While Duff carries a quiet demeanor, her game commands a loud presence on the diamond. In fact, Coach Scot Thomas and the rest of the staff hope to see continual improvement from Duff heading into her sophomore season.
“I think the coaches just expect more of me because they have something to base it off of,” Duff explained. “I guess I have to do better than ACC Freshman of the Year this year, like I constantly have to keep moving forward on everything.”
Firmly in their fall ball season, the Hokies have been busy with several scrimmages against the likes of Milligan College, Liberty, and West Virginia Wesleyan, among others. It’s during this time, along with practices, that Duff has been working on developments to her intangibles as a leader and her defensive work behind the plate.
“I definitely feel in the aspect of being a leader on the field, I’m not as good as a leader as I should be,” said Duff. “Being that I’m the catcher and am supposed to be the main person.
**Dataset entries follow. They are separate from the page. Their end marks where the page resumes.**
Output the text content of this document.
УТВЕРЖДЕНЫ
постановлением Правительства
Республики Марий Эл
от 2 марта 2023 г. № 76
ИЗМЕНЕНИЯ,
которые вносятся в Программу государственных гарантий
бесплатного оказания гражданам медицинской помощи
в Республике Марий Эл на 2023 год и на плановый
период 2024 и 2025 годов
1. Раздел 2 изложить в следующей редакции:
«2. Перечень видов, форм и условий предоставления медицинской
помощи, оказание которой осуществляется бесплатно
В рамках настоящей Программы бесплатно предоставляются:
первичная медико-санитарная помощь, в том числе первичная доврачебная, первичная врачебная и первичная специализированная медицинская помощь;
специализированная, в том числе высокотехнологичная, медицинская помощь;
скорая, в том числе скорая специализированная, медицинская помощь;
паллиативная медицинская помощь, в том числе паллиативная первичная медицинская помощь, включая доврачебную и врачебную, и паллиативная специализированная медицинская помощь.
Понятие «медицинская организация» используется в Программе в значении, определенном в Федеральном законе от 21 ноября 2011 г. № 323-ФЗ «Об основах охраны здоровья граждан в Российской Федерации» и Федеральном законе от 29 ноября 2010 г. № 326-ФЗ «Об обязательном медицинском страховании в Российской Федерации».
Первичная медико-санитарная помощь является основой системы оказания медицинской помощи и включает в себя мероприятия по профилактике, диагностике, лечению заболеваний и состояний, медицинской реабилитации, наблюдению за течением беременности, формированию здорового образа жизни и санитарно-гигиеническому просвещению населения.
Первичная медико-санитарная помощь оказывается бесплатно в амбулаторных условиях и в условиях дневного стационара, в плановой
Usually I’m pretty quiet so that’s probably my biggest downside that I need to work on.
“I’ve been trying to throw more accurately to second base, trying to throw more runners out, and definitely blocking because passed balls were a big thing of mine last year.”
This year, Duff has a bigger task on her hand in controlling a less experienced pitching staff following the graduation of ace Maggie Tyler from last year’s team. Tyler started 33 of the Hokies’ 49 games last year, tossing 27 complete games and 10 shutouts. She finished her four-year career with 700 strikeouts, ranking third all-time in Virginia Tech history.
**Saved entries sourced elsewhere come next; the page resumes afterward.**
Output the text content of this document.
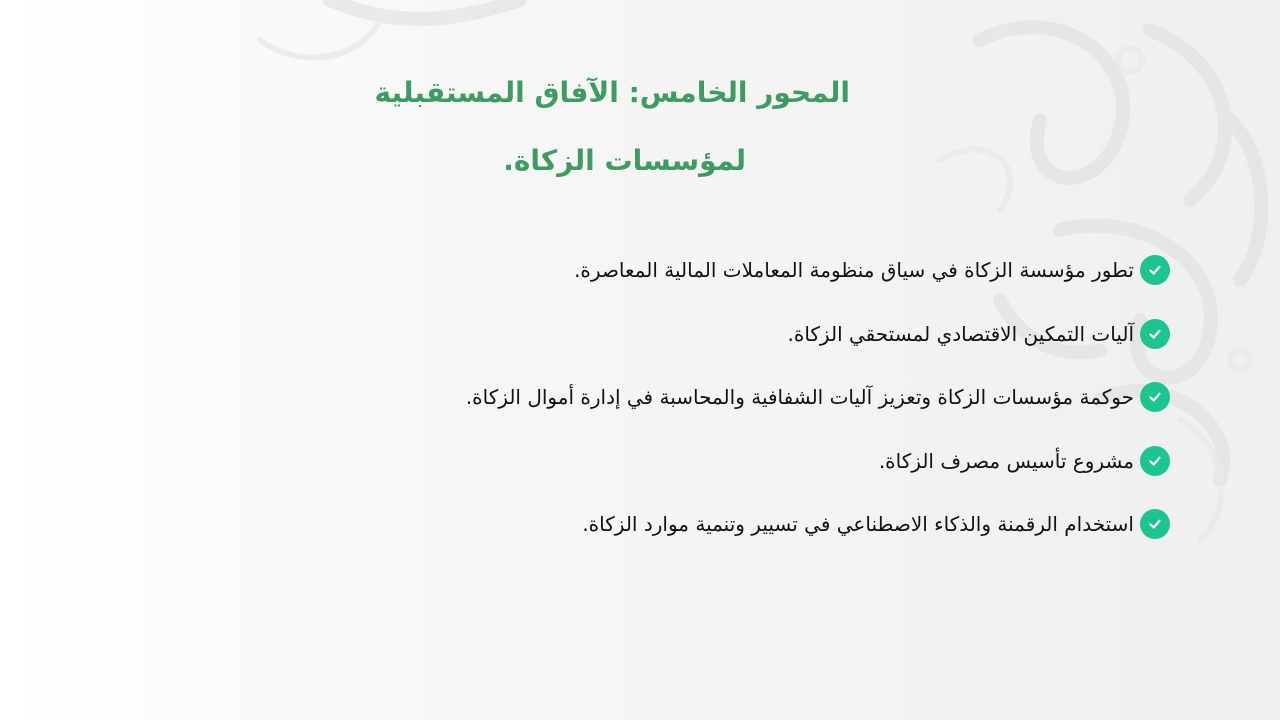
المحور الخامس: الآفاق المستقبلية
لمؤسسات الزكاة.
تطور مؤسسة الزكاة في سياق منظومة المعاملات المالية المعاصرة.
آليات التمكين الاقتصادي لمستحقي الزكاة.
حوكمة مؤسسات الزكاة وتعزيز آليات الشفافية والمحاسبة في إدارة أموال الزكاة.
مشروع تأسيس مصرف الزكاة.
استخدام الرقمنة والذكاء الاصطناعي في تسيير وتنمية موارد الزكاة.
Tyler’s departure leaves a major hole within the rotation, but Duff sees a potential approach that could bring success the Hokies way.
“Maggie is one of those pitchers who was dominant, but since she left we don’t really have any dominant pitchers anymore,” explained Duff. “We have six pitchers that are pretty good, they all play other positions too, they’re not solely pitchers. We’re just going to have to pitch by committee this year instead of focusing on just trying to stay behind one pitcher the whole time.
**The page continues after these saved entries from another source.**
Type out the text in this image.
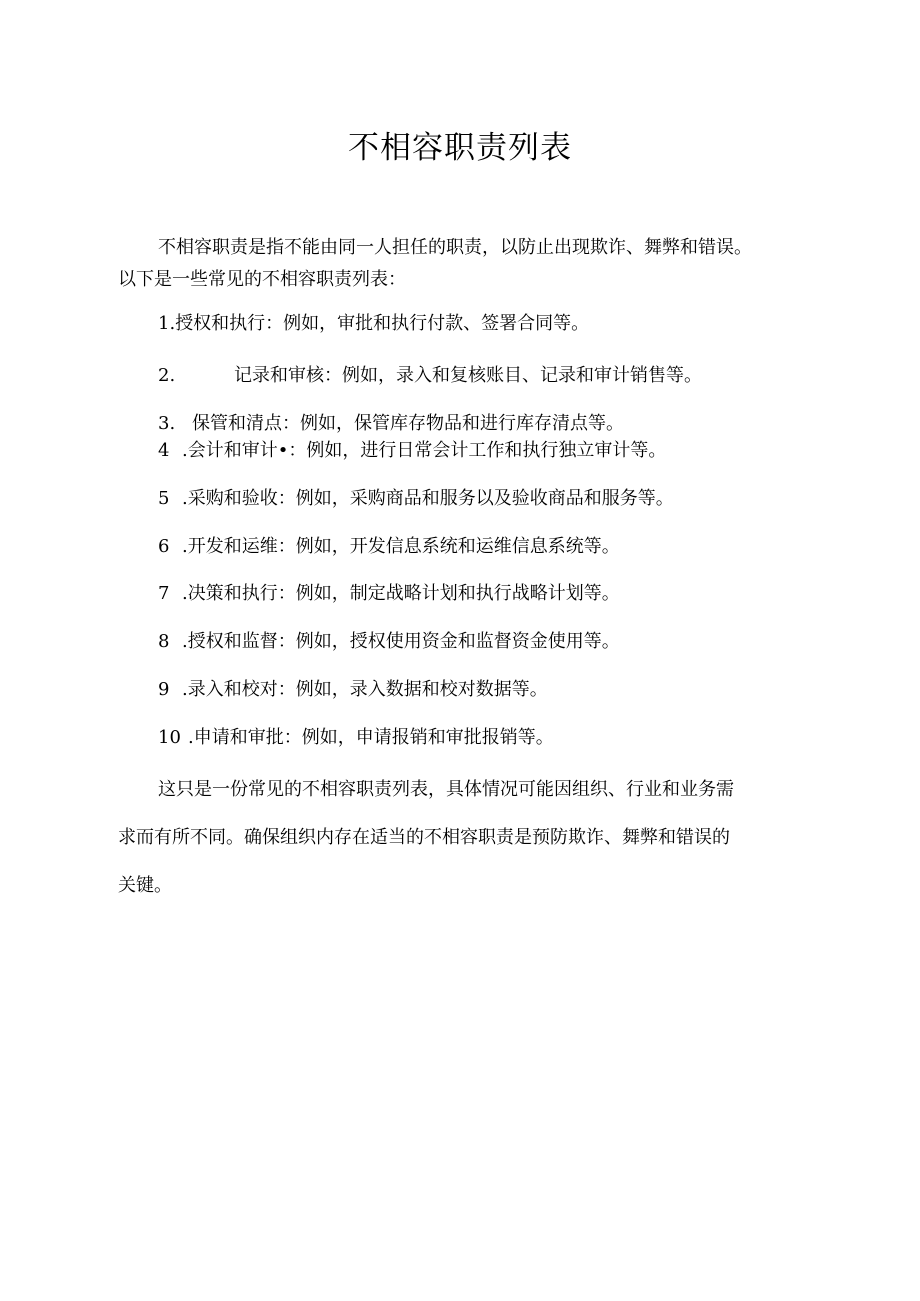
不相容职责列表
不相容职责是指不能由同一人担任的职责，以防止出现欺诈、舞弊和错误。
以下是一些常见的不相容职责列表：
1.授权和执行：例如，审批和执行付款、签署合同等。
2.	记录和审核：例如，录入和复核账目、记录和审计销售等。
3. 保管和清点：例如，保管库存物品和进行库存清点等。
4 .会计和审计•：例如，进行日常会计工作和执行独立审计等。
5 .采购和验收：例如，采购商品和服务以及验收商品和服务等。
6 .开发和运维：例如，开发信息系统和运维信息系统等。
7 .决策和执行：例如，制定战略计划和执行战略计划等。
8 .授权和监督：例如，授权使用资金和监督资金使用等。
9 .录入和校对：例如，录入数据和校对数据等。
10 .申请和审批：例如，申请报销和审批报销等。
这只是一份常见的不相容职责列表，具体情况可能因组织、行业和业务需
求而有所不同。确保组织内存在适当的不相容职责是预防欺诈、舞弊和错误的
关键。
“Carrie [Eberle] throws really hard, she’s a freshman. Aysha [Richardson], she’s a redshirt junior, she hasn’t been able to play this fall, but she’s still throwing and her ball moves, it moves a lot.”
Following a 29-28 finish last year, Virginia Tech missed the NCAA Tournament for the first time since 2011. Ever since 2005, when Angela Tincher dominated the bump, Virginia Tech softball has been a program built for success. In order to restore that position, Duff pinpointed some adjustments that the offense needs to make this year.
“Even though we’ve done really good this fall ball, we still need to keep scoring runs,” Duff said. “We haven’t been hitting bad, but we’ve been chasing bad pitches so that’s something we need to focus on.
“Chasing bad pitches has been a big part of it. If you swing at a ball, you’re out of the cage and you have to go all the way back around. If you swing at an outside pitch but you’re only looking in, then you’re out of the cage. If you swing at an inside pitch instead of an outside pitch then you’re out of the cage. Basically pitch selection is the biggest thing we’ve been working on.”
With the spring season approaching closer and closer every day, the Hokies seem poised for an upstart year behind the direction of Duff.